I've been trying to solve this problem by using the Lagrangian multiplier method, but I get lost somewhere. My reasoning is the following:
There must be a point $(a,a^2)$ somewhere in the parabola which is as close as you can get to some point $(b,b-4)$ (a point in the line). The distance between those two generic points is the module of the vector $(a-b,a^2-b+4)$. So let there $f(a,b)$ be the function that I'll call distance squared (to simplify the calculations):
$$f(a,b)=(a-b)^2+(a^2-b+4)^2$$
Now, my question is: what are the constrictions we should use to find the shortest distance? I solved this problem without using this method, but the process involved a third grade polynomial that I couldn't solve without using a computer/calculator, so I don't want to rely on that.

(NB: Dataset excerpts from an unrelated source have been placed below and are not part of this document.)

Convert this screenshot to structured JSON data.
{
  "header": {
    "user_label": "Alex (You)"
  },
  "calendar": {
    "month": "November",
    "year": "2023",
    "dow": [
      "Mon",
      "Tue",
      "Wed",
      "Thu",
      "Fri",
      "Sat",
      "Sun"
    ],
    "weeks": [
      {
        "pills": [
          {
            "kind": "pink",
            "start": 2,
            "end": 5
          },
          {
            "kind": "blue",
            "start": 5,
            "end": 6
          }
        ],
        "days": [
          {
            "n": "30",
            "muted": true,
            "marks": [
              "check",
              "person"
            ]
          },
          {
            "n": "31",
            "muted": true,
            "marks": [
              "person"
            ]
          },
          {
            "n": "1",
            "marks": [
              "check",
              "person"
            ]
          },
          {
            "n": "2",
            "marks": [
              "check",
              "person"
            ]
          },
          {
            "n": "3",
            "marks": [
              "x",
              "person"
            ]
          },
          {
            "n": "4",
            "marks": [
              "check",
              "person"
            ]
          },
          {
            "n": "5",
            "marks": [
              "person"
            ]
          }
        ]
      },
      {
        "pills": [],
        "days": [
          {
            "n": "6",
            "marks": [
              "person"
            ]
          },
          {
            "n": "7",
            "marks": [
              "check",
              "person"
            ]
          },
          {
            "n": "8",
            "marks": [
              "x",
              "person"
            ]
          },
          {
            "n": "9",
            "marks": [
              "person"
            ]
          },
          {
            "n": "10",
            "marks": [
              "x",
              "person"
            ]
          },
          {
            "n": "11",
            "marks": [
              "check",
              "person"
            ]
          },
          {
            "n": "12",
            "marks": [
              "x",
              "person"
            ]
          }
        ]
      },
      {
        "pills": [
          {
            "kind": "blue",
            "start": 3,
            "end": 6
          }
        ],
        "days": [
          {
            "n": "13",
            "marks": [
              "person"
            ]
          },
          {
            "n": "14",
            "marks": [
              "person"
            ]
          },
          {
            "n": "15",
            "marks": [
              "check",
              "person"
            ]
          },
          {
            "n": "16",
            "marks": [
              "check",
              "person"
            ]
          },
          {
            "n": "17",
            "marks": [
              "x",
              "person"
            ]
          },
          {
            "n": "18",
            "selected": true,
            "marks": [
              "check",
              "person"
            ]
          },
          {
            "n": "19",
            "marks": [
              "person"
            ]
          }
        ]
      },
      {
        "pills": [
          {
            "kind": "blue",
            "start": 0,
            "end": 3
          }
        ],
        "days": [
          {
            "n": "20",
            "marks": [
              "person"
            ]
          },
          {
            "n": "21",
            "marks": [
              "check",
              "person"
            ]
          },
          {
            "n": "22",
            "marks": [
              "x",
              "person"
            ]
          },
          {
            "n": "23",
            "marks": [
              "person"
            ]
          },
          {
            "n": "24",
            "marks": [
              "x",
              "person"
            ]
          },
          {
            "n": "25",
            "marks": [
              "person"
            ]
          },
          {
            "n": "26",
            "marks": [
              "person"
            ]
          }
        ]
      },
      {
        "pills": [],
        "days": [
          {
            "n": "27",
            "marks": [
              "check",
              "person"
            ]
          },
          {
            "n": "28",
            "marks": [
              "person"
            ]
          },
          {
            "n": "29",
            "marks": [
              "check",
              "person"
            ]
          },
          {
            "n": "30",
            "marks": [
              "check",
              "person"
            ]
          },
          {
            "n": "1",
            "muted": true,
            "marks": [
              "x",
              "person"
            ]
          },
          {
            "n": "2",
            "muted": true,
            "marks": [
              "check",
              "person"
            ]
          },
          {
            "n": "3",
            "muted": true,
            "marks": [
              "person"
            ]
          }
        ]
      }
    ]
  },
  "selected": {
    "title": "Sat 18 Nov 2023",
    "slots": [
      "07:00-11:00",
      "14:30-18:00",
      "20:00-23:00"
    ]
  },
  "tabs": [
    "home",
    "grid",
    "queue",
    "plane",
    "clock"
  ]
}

How should one proceed? I don't want anyone to solve my problem, of course, I just need a guideline on what to do now. Thanks in advance :)
First, write the line in standard form:
$$y=x-2\implies x-y-2=0$$
Now, take a generic point on the parabola: $\;(a,a^2)\;$ , and now evaluate the distance from this point to the line:
$$d(a):=\frac{|a-a^2-2|}{\sqrt{1^2+(-1)^2}}=\frac{|a-a^2-2|}{\sqrt2}$$
(Observe that by geometric considerations (i.e. looking at the graphs), we could already assume $\;a\ge0\;$), and then do some differential calculus:
$$d'(a)=\pm\frac{1-2a}{\sqrt2}=0\iff a=\frac12$$
and the minimal distance is thus
$$d\left(\frac12\right)=\frac{\left|\frac12-\frac14-2\right|}{\sqrt2}=\frac7{4\sqrt2}$$
Another way: we want to minimize the (square of the) distance $\;D(x,y):+(a-x)^2+(a^2-y)^2\;$ from a generic point $\;(a,a^2)\;$ on the parabola, under the restriction that $\;y=x-2\iff x-y-2=0\;$ , so
$$H_\lambda=(a-x)^2+(a^2-y)^2+\lambda(x-y-2)\implies$$$${}$$
$$\begin{cases}&I\;\;&H'_x=-2(a-x)+\lambda=0\iff\lambda=2(a-x)\\{}\\ &II\;\;&H'_y=-2(a^2-y)-\lambda=0\iff\lambda=-2(a^2-y)\\{}\\ &III\;\;&H'_\lambda=x-y-2=0\iff y=x-2\end{cases}$$
From I - II - III above, we get
$$\begin{cases}&I\;\;&x=a-\frac\lambda2\\{}\\ &II\;\;&y=a^2+\frac\lambda2\\{}\\&III\;\;&a^2+\frac\lambda2=a-\frac\lambda2-2\end{cases}\;\;\;\;\;\;\stackrel{III}\implies\;\;\lambda=a-a^2-2$$
and from here:
$$I\;\;x=a-\frac{a-a^2-2}2=\frac{a+a^2}2+1\;,\;\;II\;\;y=a^2+\frac{a-a^2-2}2=\frac{a+a^2}2-1$$
and
$$D\left(\frac{a+a^2}2+1\,,\,\,\frac{a+a^2}2-1\right)=\left(\frac{a-a^2}2-1\right)^2+\left(\frac{a^2-a}2+1\right)^2\implies$$
$$D'(a)=(1-2a)\left(\frac{a-a^2}2-1\right)+(2a-1)\left(\frac{a-a^2}2+1\right)\stackrel ?=0\implies$$
$$(2a-1)\cdot2=0\implies a=\frac12$$
and we get again the same as before.